Batterie-Recyclingfabrik in Kuppenheim eröffnet

Mercedes-Benz will “Batterien von heute zur nachhaltigen Rohstoffmine von morgen” machen

Mercedes-Benz-Chef Ola Källenius und Bundeskanzler Olaf Scholz sind von den Potenzialen einer Kreislaufwirtschaft überzeugt.Mercedes-Benz-Chef Ola Källenius und Bundeskanzler Olaf Scholz sind von den Potenzialen einer Kreislaufwirtschaft überzeugt.  Foto: Mercedes-Benz

Die Nachhaltigkeit neuer Mobilitätsformen wird in zunehmendem Maße über den gesamten Lebenszyklus eines Produktes gedacht. Bei Stromern und Hybridfahrzeugen rückt dabei die Batterie verstärkt in den Fokus. Aus Gründen der Ressourcenschonung aber durchaus auch vermehrt aus wirtschaftlichen Erwägungen gewinnt das Recycling dieses Bestandteils an Bedeutung. Auch Mercedes-Benz positioniert sich nun in diesem Zukunftsfeld: Mit der neuen Recyclinganlage im badischen Kuppenheim ist das Unternehmen nach eigenen Angaben der erste Automobilhersteller der Welt, der den Batterie-Wertstoffkreislauf mit einer eigenen Anlage schließt. Dabei kommt ein integriertes mechanisch-hydrometallurgisches Verfahren zum Einsatz, mit dem eine Rückgewinnungsquote von mehr als 96 Prozent sowie ein bilanziell CO₂-neutraler Betrieb realisiert werden sollen. 

Ola Källenius, Vorstandsvorsitzender der Mercedes-Benz Group AG, betont: „Als Pionier des Automobilbaus legen wir mit Europas erster integrierten mechanisch-hydrometallurgischen Batterie-Recyclingfabrik einen Meilenstein auf dem Weg zu mehr Nachhaltigkeit bei Rohstoffen. Gemeinsam mit unseren Partnern aus Wirtschaft und Wissenschaft setzen wir ein starkes Zeichen der Innovationskraft für eine nachhaltige Elektromobilität und Wertschöpfung in Deutschland und Europa.“ Davon ist auch Bundeskanzler Olaf Scholz überzeugt, der sich gemeinsam mit Baden-Württembergs Umweltministerin Thekla Walker vor Ort über die Möglichkeiten der neuen Anlage informierte. „Kreislaufwirtschaft ist ein Wachstumsmotor und gleichzeitig wesentlicher Baustein zur Erreichung unserer Klimaziele. Deutschland bleibt ein Leitmarkt für neue und innovative Technologien“, so Scholz. 
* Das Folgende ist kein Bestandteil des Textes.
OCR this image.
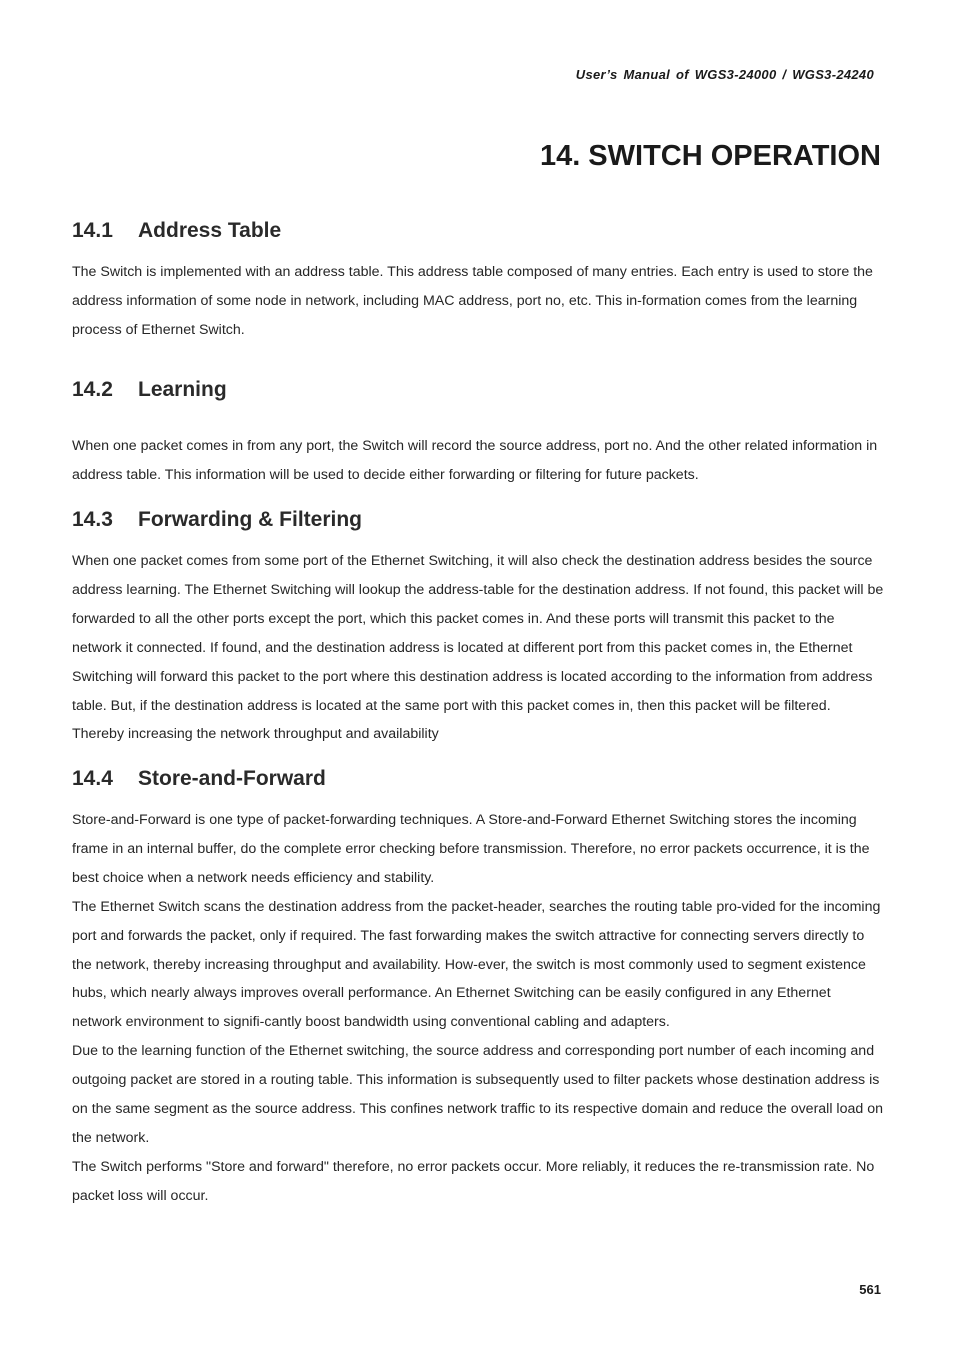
User’s Manual of WGS3-24000 / WGS3-24240
14. SWITCH OPERATION
14.1 Address Table

The Switch is implemented with an address table. This address table composed of many entries. Each entry is used to store the address information of some node in network, including MAC address, port no, etc. This in-formation comes from the learning process of Ethernet Switch.

14.2 Learning

When one packet comes in from any port, the Switch will record the source address, port no. And the other related information in address table. This information will be used to decide either forwarding or filtering for future packets.

14.3 Forwarding & Filtering

When one packet comes from some port of the Ethernet Switching, it will also check the destination address besides the source address learning. The Ethernet Switching will lookup the address-table for the destination address. If not found, this packet will be forwarded to all the other ports except the port, which this packet comes in. And these ports will transmit this packet to the network it connected. If found, and the destination address is located at different port from this packet comes in, the Ethernet Switching will forward this packet to the port where this destination address is located according to the information from address table. But, if the destination address is located at the same port with this packet comes in, then this packet will be filtered. Thereby increasing the network throughput and availability

14.4 Store-and-Forward

Store-and-Forward is one type of packet-forwarding techniques. A Store-and-Forward Ethernet Switching stores the incoming frame in an internal buffer, do the complete error checking before transmission. Therefore, no error packets occurrence, it is the best choice when a network needs efficiency and stability.

The Ethernet Switch scans the destination address from the packet-header, searches the routing table pro-vided for the incoming port and forwards the packet, only if required. The fast forwarding makes the switch attractive for connecting servers directly to the network, thereby increasing throughput and availability. How-ever, the switch is most commonly used to segment existence hubs, which nearly always improves overall performance. An Ethernet Switching can be easily configured in any Ethernet network environment to signifi-cantly boost bandwidth using conventional cabling and adapters.

Due to the learning function of the Ethernet switching, the source address and corresponding port number of each incoming and outgoing packet are stored in a routing table. This information is subsequently used to filter packets whose destination address is on the same segment as the source address. This confines network traffic to its respective domain and reduce the overall load on the network.

The Switch performs "Store and forward" therefore, no error packets occur. More reliably, it reduces the re-transmission rate. No packet loss will occur.

561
Forschungsprojekt und BMWK-Förderung

In dem neuen Recycling-Werk werden alle Schritte von der Zerkleinerung der Batteriemodule bis hin zur Trocknung und Aufbereitung der batterie-aktiven Wertstoffe abgedeckt. Zur Funktionsweise der Anlage teilt der Automoiblhersteler mit: „Während das mechanische Verfahren in einem komplexen, mehrstufigen Prozess Kunststoffe, Kupfer, Aluminium und Eisen sortenrein sortiert, widmet sich das nachgelagerte hydrometallurgische Verfahren der sogenannten schwarzen Masse. Das sind die aktiven Materialien, aus denen die Elektroden der Batteriezellen bestehen. In einem mehrstufigen chemischen Prozess werden die wertvollen Metalle Kobalt, Nickel und Lithium einzeln extrahiert. Diese Rezyklate haben Batteriequalität und sind damit für die Herstellung neuer Batteriezellen geeignet.” Der Konzern kalkuliert in Kuppenheim mit einer Recyclingkapazität von 2.500 Tonnen Batterien pro Jahr. Daraus sollen Wertstoffe für die Herstellung von mehr als 50.000 Batteriemodulen für neue vollelektrische Mercedes-Benz-Modelle entstehen. Die Anlage wird Unternehmensangaben zufolge zu 100 Prozent mit Grünstrom betrieben, der unter anderem über PV-Module auf dem Fabrikdach generiert wird. Das gesamte Investitionsvolumen beziffern die Verantwortlichen auf einen zweistelligen Millionenbetrag.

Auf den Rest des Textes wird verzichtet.